First, DeForest was named as one of the guilty parties in a Sports Illustrated story on the NCAA violations that allegedly occurred at Oklahoma State, while DeForest was an assistant with the Cowboys. But even more noticeable to fans has been the shaky play of many of WVU’s special teams units.

It hasn’t all been bad. Junior college transfer Nick O’Toole has been a huge weapon at punter for the Mountaineers, and, thanks to his leg and his mustache, has become a fan favorite. The sophomore ranks third in the Big 12, averaging 44.8 yards per punt, and WVU’s net punting average of 42.8 yards is second in the conference.

Josh Lambert has made six of his 10 field goal attempts and played a key role in the Mountaineers’ upset of No. 11 Oklahoma State last Saturday in Morgantown. The only kick he missed was blocked.

“He probably did so well because I didn’t yell at him,” said Holgorsen with a laugh. “I would have yelled at him a a year ago, but I promised Coach DeForest I wouldn’t talk to the kickers for any reason, and I haven’t.”

That’s where the positives end.

A year after Tavon Austin scared every opponent with his ability to take punts to the house, WVU is last in the Big 12 in punt return, averaging just four yards on 10 returns.

They’ve fumbled more than one, setting up opponents for scores, and last Saturday Jordan Thompson called for a fair catch and caught an OSU punt on the 3-yard line, breaking one of the most elementary rules of punt returning.

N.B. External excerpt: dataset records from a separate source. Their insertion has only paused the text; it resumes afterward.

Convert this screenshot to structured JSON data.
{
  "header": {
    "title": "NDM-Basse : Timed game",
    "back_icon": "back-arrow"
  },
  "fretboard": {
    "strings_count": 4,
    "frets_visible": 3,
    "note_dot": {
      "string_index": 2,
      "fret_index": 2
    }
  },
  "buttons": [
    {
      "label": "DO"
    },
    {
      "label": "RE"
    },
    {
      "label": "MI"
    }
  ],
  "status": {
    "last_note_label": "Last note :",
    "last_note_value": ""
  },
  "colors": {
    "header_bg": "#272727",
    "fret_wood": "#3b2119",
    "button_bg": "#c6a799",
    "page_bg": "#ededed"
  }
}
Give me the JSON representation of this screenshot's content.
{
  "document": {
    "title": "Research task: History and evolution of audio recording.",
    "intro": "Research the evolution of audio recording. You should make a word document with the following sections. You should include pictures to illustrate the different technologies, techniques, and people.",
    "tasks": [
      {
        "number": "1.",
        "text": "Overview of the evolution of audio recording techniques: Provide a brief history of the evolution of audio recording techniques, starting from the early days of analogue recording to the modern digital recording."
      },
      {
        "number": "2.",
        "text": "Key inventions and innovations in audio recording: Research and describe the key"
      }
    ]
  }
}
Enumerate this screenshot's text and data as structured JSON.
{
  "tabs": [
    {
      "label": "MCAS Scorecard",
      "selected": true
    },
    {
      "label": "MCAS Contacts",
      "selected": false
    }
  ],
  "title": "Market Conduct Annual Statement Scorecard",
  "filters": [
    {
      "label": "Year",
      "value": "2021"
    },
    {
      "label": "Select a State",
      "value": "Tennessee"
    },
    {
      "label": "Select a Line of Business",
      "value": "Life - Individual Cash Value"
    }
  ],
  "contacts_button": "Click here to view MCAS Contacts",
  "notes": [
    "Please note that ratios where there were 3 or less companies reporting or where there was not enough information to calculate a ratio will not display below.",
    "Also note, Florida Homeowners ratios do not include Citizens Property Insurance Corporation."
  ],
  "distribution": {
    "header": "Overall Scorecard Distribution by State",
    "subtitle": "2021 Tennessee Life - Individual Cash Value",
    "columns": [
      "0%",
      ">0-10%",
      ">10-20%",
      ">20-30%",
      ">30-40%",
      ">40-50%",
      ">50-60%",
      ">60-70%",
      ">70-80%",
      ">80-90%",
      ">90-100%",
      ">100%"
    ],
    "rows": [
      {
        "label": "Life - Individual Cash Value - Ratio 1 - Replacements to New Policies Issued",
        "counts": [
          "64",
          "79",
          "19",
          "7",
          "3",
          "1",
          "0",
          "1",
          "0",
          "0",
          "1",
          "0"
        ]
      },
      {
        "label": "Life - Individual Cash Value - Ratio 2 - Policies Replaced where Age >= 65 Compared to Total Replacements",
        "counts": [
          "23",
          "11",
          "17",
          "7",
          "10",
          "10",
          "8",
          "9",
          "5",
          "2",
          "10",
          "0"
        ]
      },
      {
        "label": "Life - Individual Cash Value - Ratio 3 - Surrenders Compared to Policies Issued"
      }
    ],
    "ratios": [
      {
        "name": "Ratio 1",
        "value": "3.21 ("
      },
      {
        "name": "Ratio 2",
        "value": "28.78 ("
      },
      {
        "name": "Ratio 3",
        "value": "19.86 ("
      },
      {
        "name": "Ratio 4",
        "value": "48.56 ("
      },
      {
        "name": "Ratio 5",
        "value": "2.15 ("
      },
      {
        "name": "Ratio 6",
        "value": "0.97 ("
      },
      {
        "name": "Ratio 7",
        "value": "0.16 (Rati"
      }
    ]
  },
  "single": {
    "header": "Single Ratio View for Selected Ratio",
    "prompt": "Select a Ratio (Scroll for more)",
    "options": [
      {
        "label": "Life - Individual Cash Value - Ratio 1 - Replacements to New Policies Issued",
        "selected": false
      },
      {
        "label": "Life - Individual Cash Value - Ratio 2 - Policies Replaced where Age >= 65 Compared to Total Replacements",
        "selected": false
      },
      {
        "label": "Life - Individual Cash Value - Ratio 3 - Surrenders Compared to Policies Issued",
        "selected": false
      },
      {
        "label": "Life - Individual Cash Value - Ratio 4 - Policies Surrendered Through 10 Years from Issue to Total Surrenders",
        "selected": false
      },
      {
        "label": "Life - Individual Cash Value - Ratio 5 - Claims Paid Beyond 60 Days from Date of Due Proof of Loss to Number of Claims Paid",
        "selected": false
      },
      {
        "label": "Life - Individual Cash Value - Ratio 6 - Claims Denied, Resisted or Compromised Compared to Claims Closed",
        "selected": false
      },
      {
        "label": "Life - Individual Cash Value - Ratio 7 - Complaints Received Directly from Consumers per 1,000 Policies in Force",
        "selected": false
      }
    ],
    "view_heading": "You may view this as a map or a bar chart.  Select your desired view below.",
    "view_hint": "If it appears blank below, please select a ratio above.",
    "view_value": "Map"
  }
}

“(We tell them) to line up on the 10, and if they back up, they don’t catch it,” said Holgorsen. “That’s kind of the cardinal rule in punt return. I’ll be darned if he didn’t back up seven yards and catch it.”

“As soon as I caught the ball, I knew what I did was wrong,” said Thompson. “There was no question about it. I knew it was wrong, and as soon as I caught it I was mad at myself. I told Coach (Lonnie) Galloway that the reason I caught it was because I was trying to make a play in a key situation, but it backfired on me.

“In practice, we are working on pooch punts with just the kickers and us to make sure we do not go back when we are standing on the 10-yard line. It was one mistake that I know I will not make again. I am not worried about it, and neither is coach Galloway.”

Thompson, a sophomore wide receiver, who also made a crucial diving catch late in the upset victory, said he’s still learning to handle his new role.

“It has been a learning experience,” he said. “I never really had a main role as a punt returner, but it is just a process. I am getting more comfortable being back there to catch punts. Now, it is about getting more reps so I can become more comfortable during returns.”

Holgorsen said he plans on sticking with his two returners, Thompson and Ronald Carswell, mostly because switching them out could lead to larger disasters.

“You can’t just plug people into being punt returners,” he explained. “The two who we’ve been working, we will be continuing to work with them. If we can get some yards on that, we’re good.”

Holgorsen’s bigger concern comes on kick returns, where WVU’s 18.1-yard average ranks ninth in the 10-team Big 12.

“I think our kick returners are garbage,” said Holgorsen, candidly. “If guys catch it, they run and get drilled, that’s the front line people.

“But the scheme and all of that stuff is good. Kickoff return is 100 percent timing. We have yet to find guys who can catch it and run. We had open auditions on Sunday night. I would anticipate a couple of new people back there.”

Holgorsen said there are about six players working at that spot, trying to earn a position.

“I will be anxiously awaiting that,” he said. “It might take us until Thursday to figure it out.”